L'impôt complémentaire suisse (QDMTT), déjà introduit au 1.1.2024, qui garantit l'imposition minimale des groupes d'entreprises concernés en Suisse, doit être complété par l'impôt complémentaire international (IIR) à partir de 2025. Ce dernier vise en premier lieu à assurer une imposition minimale de toutes les unités commerciales d'un groupe d'entreprises auprès de la société mère supérieure, même si aucune imposition minimale n'est appliquée à l'étranger.
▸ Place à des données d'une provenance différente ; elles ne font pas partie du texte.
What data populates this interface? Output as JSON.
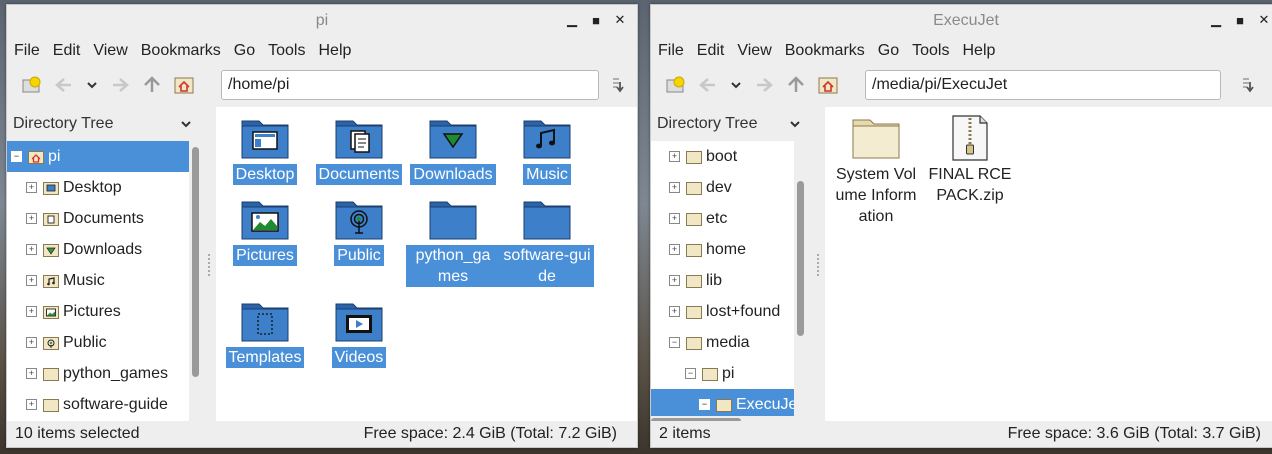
{
  "left_window": {
    "title": "pi",
    "menu": [
      "File",
      "Edit",
      "View",
      "Bookmarks",
      "Go",
      "Tools",
      "Help"
    ],
    "path": "/home/pi",
    "side_header": "Directory Tree",
    "tree": [
      {
        "label": "pi",
        "expander": "−",
        "icon": "home-folder-icon",
        "selected": true
      },
      {
        "label": "Desktop",
        "expander": "+",
        "icon": "desktop-folder-icon"
      },
      {
        "label": "Documents",
        "expander": "+",
        "icon": "documents-folder-icon"
      },
      {
        "label": "Downloads",
        "expander": "+",
        "icon": "downloads-folder-icon"
      },
      {
        "label": "Music",
        "expander": "+",
        "icon": "music-folder-icon"
      },
      {
        "label": "Pictures",
        "expander": "+",
        "icon": "pictures-folder-icon"
      },
      {
        "label": "Public",
        "expander": "+",
        "icon": "public-folder-icon"
      },
      {
        "label": "python_games",
        "expander": "+",
        "icon": "folder-icon"
      },
      {
        "label": "software-guide",
        "expander": "+",
        "icon": "folder-icon"
      }
    ],
    "items": [
      {
        "label": "Desktop",
        "icon": "desktop-folder-icon"
      },
      {
        "label": "Documents",
        "icon": "documents-folder-icon"
      },
      {
        "label": "Downloads",
        "icon": "downloads-folder-icon"
      },
      {
        "label": "Music",
        "icon": "music-folder-icon"
      },
      {
        "label": "Pictures",
        "icon": "pictures-folder-icon"
      },
      {
        "label": "Public",
        "icon": "public-folder-icon"
      },
      {
        "label": "python_games",
        "icon": "folder-icon"
      },
      {
        "label": "software-guide",
        "icon": "folder-icon"
      },
      {
        "label": "Templates",
        "icon": "templates-folder-icon"
      },
      {
        "label": "Videos",
        "icon": "videos-folder-icon"
      }
    ],
    "status_left": "10 items selected",
    "status_right": "Free space: 2.4 GiB (Total: 7.2 GiB)"
  },
  "right_window": {
    "title": "ExecuJet",
    "menu": [
      "File",
      "Edit",
      "View",
      "Bookmarks",
      "Go",
      "Tools",
      "Help"
    ],
    "path": "/media/pi/ExecuJet",
    "side_header": "Directory Tree",
    "tree": [
      {
        "label": "boot",
        "expander": "+",
        "indent": 0
      },
      {
        "label": "dev",
        "expander": "+",
        "indent": 0
      },
      {
        "label": "etc",
        "expander": "+",
        "indent": 0
      },
      {
        "label": "home",
        "expander": "+",
        "indent": 0
      },
      {
        "label": "lib",
        "expander": "+",
        "indent": 0
      },
      {
        "label": "lost+found",
        "expander": "+",
        "indent": 0
      },
      {
        "label": "media",
        "expander": "−",
        "indent": 0
      },
      {
        "label": "pi",
        "expander": "−",
        "indent": 1
      },
      {
        "label": "ExecuJet",
        "expander": "−",
        "indent": 2,
        "selected": true
      }
    ],
    "items": [
      {
        "label": "System Volume Information",
        "icon": "folder-icon"
      },
      {
        "label": "FINAL RCE PACK.zip",
        "icon": "zip-archive-icon"
      }
    ],
    "status_left": "2 items",
    "status_right": "Free space: 3.6 GiB (Total: 3.7 GiB)"
  },
  "colors": {
    "selection": "#4a90d9",
    "folder_blue": "#3d7fc9",
    "folder_beige": "#f1e7c4"
  }
}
Ces deux règles fiscales applicables en Suisse, qui découlent de l'imposition minimale de l'OCDE/G20, doivent se combiner pour augmenter la sécurité juridique existante pour les entreprises suisses et pour garantir que le substrat fiscal national ne s'écoule pas à l'étranger.

Des incertitudes subsistent toutefois quant à l'application des règles de l'OCDE au niveau mondial, raison pour laquelle il convient de suivre de près l'évolution du droit et d'examiner les conséquences pour son propre groupe. Nous vous aiderons volontiers dans cette démarche.